Even the remote-operated camera sent in to capture these images is only designed to withstand 1,000 sieverts of radiation, which means it won't last more than two hours once it gets this far inside No. 2 reactor.
It's not yet clear exactly what's causing the high levels at this spot, either. Because we haven't taken readings from this point before, it's possible that levels have always been this high and we just haven't known about it. Or maybe something inside the reactor has changed.
The fact that these readings were so high in this particular location suggests that maybe melted reactor fuel escaped the pressure vessel, and is located somewhere nearby.
Adding to that hypothesis is the fact that the images reveal a gaping 1-metre (3.2-foot) hole in the metal grate underneath the pressure vessel - which could indicate that nuclear fuel had melted out of it.
On Monday, Tepco also saw "black chunks" deposited on the grating directly under the pressure vessel - which could be evidence of melted fuel rods.
If confirmed, this would be a huge deal, because in the six years since the three Fukushima reactors went into meltdown, no one has ever been able to find any trace of the nuclear fuel rods.
Naturally, Tepco is reluctant to jump to any conclusions on what the black mass in the images could be until they have more information.

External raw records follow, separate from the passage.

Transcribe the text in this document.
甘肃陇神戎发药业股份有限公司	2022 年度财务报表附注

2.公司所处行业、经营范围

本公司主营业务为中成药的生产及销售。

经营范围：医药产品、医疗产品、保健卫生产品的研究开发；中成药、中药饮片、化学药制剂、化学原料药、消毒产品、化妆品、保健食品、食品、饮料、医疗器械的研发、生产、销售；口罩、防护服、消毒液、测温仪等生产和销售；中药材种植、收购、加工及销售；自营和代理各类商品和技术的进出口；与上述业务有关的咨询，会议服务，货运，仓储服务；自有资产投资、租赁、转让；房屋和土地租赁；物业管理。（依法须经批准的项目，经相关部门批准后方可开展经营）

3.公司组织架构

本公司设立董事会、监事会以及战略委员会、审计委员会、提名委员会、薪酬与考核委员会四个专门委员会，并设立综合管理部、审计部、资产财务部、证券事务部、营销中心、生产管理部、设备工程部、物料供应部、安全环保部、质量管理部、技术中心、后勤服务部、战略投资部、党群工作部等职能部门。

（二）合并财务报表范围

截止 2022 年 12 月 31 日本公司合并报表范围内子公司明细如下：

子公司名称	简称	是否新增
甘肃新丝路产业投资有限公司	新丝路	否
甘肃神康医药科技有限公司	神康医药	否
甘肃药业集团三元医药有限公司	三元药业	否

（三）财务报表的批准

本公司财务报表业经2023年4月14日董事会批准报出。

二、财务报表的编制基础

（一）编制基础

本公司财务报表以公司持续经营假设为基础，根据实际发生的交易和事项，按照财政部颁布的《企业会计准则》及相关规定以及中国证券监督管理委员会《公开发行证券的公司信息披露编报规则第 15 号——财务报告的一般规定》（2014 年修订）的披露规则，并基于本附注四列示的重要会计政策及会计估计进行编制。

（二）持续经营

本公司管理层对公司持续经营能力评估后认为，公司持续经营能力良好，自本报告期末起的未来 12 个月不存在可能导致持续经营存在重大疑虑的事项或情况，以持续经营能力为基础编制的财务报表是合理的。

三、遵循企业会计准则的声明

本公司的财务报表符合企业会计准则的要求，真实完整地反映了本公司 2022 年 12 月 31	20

"It may have been caused by nuclear fuel that would have melted and made a hole in the vessel, but it is only a hypothesis at this stage," a Tepco spokesperson told AFP.
"We believe the captured images offer very useful information, but we still need to investigate given that it is very difficult to assume the actual condition inside."
Given the new readings, Tepco is now putting their plans to further explore reactor No. 2 using remote operated camera on hold, seeing as the device will most likely be destroyed by the intense conditions.
But they will send a robot into reactor No. 1 in March to try to get a better idea about the internal condition of the structure, while they decide what to do next with reactor No. 2.
Update 14 February 2017: This piece has been updated to clarify that the radiation levels in the reactor aren't necessarily increasing, simply that a reading has been made deeper inside the reactor than previously possible, and the levels are higher than expected.